En effet, la croissance des économies africaines bénéficiant de cette importante aide, a baissé, en moyenne, malgré l’augmentation constante du pourcentage de l’aide par rapport à leur revenu, et n’a donc pas, par conséquent, contribué à réduire la pauvreté de manière significative (Boone, 1996 ; Svensson, 1999). Entre 1990 et 1998, lesdites économies ont enregistré un taux de croissance moyen annuel négatif (- 4,3%) tandis que, en Asie, ce taux oscille autour de 3,6%. De plus, elles font face, à la fois à une amplification des cycles économiques de la crise et de la pauvreté. Si on considère uniquement les pays les moins avancés (PMA), dans les années 80 et 90, leur situation s’est dégradée nettement puisque leurs revenus par habitant ont crû moins vite que la moyenne mondiale. Pour beaucoup d’analystes, ils ont même fortement diminué au point d’entraîner ces pays dans «une trappe de pauvreté» (Giraud, 2002).

  1. LA LITTERATURE SUR L’EFFICACITE DE L’AIDE

L’un des termes largement débattus, au début des années 1990, est celui de la gouvernance qui implique une relation causale entre le mode de gouvernement et le niveau de développement.
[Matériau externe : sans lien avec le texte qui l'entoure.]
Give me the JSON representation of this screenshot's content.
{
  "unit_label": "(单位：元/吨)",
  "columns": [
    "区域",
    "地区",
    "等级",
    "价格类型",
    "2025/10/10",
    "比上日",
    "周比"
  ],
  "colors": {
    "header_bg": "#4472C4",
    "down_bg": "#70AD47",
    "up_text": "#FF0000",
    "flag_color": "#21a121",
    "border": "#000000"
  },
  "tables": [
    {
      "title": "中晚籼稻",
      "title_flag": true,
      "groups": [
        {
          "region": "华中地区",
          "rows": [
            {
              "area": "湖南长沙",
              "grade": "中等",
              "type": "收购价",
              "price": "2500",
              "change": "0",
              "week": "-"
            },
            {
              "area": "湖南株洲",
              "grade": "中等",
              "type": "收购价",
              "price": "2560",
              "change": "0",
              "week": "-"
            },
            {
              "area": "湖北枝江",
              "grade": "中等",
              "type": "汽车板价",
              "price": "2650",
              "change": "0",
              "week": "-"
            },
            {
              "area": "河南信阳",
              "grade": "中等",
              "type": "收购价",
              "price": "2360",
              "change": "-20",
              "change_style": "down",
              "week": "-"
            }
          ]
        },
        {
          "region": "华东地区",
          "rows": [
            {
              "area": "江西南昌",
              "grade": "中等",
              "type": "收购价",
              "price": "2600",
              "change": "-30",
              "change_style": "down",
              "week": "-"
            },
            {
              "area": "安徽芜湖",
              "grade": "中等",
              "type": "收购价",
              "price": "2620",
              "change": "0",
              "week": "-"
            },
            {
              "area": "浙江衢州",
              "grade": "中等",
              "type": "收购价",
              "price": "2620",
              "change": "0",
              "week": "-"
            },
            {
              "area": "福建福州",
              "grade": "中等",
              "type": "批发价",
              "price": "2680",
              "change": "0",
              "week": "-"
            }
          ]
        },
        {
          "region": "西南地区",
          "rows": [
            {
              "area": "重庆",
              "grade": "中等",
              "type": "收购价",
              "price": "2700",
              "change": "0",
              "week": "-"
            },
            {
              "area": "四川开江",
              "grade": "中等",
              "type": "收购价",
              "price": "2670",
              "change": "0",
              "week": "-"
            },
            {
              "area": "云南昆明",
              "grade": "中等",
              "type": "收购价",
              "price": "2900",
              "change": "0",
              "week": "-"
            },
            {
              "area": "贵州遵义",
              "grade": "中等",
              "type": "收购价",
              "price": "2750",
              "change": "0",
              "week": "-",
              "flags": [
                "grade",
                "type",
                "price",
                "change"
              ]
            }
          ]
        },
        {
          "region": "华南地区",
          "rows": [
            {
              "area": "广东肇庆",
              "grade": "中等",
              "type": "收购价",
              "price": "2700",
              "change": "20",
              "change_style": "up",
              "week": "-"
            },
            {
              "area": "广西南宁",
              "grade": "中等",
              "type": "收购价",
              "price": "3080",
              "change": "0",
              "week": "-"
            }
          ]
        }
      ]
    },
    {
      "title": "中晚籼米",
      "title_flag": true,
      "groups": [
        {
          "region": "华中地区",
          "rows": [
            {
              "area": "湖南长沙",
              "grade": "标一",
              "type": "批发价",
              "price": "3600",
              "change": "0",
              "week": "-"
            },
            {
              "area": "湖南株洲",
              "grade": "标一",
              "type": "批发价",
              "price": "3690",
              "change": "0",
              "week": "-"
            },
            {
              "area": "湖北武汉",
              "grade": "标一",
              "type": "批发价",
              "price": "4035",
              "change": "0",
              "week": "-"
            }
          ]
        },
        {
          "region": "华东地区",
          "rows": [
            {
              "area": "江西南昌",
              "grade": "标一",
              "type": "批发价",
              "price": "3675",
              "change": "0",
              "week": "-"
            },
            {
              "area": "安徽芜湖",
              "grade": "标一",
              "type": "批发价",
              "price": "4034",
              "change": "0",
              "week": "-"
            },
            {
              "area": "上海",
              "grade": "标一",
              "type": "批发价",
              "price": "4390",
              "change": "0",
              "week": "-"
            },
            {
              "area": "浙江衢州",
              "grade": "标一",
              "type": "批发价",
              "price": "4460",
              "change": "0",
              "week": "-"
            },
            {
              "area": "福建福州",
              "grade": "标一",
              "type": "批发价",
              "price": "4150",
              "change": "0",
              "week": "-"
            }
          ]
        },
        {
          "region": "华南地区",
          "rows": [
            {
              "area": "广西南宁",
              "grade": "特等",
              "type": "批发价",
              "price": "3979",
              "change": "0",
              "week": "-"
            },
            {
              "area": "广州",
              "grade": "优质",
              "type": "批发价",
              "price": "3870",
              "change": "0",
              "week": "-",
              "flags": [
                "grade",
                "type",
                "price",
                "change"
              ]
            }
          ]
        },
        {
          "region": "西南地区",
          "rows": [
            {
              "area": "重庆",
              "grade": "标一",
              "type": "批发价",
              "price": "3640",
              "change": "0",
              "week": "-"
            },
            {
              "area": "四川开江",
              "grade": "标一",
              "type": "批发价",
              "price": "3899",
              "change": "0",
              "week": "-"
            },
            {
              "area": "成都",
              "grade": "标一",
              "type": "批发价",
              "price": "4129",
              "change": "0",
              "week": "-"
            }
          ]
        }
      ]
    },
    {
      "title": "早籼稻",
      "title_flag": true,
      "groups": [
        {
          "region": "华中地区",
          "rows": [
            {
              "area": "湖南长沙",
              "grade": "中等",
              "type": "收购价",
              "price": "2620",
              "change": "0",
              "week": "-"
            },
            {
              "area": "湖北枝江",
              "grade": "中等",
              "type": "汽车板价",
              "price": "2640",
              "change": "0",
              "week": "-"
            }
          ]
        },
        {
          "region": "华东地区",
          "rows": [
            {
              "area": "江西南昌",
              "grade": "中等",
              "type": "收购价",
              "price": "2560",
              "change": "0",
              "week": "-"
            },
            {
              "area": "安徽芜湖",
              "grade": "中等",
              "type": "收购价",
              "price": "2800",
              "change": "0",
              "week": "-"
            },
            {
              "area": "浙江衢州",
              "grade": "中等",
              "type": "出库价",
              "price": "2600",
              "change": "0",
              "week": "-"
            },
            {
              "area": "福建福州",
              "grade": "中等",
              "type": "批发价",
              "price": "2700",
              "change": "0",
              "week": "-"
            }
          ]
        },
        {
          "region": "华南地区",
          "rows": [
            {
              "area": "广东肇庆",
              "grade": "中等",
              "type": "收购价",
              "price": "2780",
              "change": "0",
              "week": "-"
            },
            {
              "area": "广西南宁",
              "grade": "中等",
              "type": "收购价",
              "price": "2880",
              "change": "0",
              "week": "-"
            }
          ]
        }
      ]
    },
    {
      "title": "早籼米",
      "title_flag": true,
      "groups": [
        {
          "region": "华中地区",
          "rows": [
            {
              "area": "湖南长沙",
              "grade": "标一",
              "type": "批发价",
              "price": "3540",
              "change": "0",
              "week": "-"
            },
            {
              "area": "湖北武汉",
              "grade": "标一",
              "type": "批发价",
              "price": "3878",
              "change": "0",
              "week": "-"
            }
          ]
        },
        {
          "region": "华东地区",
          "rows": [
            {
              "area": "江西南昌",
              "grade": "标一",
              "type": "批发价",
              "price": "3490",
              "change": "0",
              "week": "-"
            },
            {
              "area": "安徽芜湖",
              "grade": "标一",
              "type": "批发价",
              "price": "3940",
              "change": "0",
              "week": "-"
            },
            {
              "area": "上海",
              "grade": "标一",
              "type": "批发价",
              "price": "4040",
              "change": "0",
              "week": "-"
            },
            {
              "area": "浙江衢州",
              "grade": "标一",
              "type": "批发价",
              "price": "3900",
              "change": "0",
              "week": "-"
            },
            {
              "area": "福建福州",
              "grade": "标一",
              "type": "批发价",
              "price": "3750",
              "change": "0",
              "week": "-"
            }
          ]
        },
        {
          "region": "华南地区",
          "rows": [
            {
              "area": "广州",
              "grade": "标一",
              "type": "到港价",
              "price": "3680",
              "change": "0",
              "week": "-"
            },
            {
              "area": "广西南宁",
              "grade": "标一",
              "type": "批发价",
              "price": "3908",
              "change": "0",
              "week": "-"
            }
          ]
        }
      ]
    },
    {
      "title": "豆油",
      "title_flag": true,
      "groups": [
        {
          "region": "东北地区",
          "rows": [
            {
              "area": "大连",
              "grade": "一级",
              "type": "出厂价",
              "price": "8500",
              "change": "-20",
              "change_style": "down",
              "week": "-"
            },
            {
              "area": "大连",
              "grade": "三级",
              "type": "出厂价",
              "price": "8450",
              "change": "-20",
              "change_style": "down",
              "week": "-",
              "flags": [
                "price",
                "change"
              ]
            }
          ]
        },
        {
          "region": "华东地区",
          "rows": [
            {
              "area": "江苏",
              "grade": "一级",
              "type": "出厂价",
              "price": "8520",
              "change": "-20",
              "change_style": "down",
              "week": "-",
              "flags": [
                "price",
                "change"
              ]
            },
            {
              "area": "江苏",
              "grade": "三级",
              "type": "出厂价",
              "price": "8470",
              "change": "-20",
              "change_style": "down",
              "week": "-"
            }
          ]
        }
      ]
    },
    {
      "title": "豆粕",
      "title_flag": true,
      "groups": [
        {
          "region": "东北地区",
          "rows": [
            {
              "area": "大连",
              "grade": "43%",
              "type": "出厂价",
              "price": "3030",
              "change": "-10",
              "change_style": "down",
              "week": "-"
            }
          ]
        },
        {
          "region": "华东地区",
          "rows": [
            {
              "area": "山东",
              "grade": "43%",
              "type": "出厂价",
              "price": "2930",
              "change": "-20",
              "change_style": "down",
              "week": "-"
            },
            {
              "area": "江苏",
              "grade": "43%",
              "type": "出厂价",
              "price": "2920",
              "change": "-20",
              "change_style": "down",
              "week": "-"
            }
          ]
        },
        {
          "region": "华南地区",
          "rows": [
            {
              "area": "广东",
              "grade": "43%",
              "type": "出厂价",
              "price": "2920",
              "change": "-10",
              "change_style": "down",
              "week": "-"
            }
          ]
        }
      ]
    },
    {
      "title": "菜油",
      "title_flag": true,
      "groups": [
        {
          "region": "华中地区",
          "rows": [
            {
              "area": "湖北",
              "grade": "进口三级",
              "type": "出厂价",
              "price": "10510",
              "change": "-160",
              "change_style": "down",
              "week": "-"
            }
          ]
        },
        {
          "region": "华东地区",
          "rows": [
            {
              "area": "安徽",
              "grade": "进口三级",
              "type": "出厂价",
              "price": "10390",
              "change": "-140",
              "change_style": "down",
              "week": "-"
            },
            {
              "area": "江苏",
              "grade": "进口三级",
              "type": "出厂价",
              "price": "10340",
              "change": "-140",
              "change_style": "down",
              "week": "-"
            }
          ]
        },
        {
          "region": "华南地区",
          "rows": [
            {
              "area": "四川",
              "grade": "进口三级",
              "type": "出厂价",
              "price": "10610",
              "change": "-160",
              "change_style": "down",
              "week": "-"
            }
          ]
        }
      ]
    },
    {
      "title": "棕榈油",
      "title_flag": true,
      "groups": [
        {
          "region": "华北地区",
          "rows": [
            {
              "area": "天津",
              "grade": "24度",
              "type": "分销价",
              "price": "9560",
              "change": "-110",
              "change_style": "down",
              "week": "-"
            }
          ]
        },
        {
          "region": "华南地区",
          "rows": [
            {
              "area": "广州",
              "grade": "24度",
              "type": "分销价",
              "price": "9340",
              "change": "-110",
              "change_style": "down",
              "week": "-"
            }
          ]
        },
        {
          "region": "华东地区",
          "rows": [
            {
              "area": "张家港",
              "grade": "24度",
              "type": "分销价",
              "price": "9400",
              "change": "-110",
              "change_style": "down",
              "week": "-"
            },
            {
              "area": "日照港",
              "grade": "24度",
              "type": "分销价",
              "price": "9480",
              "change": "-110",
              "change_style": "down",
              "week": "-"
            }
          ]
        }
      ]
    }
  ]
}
Les institutions de Bretton Woods soulignent qu’une gouvernance positive est l’une des conditions nécessaires à la croissance et à un développement soutenu (Frischtak, 1994). A ce propos, ils affirment que « Good Governance is good economics ». C’est sans doute pourquoi la notion de gouvernance est au cœur du nouveau modèle de développement recommandé par les institutions de Bretton Woods, au cours des années 1990, face à l’incapacité avérée des politiques d’ajustement à promouvoir la croissance. Partie d’une conception purement techniciste, cette notion s’est élargie aux considérations démocratiques, de telle sorte que la « bonne » gouvernance est aujourd’hui vue comme une synthèse de la gouvernance techniciste (meilleure gestion des ressources budgétaires afin de relancer les réformes de la Fonction publique et de l’appareil étatique) et de la gouvernance démocratique (légitimité du gouvernement et de son ouverture à la société civile, afin que les leaders politiques répondent mieux aux besoins et aux attentes des populations, la démocratie soutenant le développement socio-économique). Vue sur cet angle global, la démocratie prend en compte trois aspects à savoir : le politique, l’économique et le social.
Il faut observer toutefois que, dans le discours des agences d’aide, il convient de distinguer la coexistence d’au moins deux définitions de la gouvernance : une définition normative et une définition plus descriptive. En particulier, selon la première approche, la gouvernance est devenue une norme, un nouveau moyen de régulation internationale et, dans la pratique, la gouvernance a embrassé les notions, concepts de démocratie, de droits de l’homme et de limitation des dépenses militaires.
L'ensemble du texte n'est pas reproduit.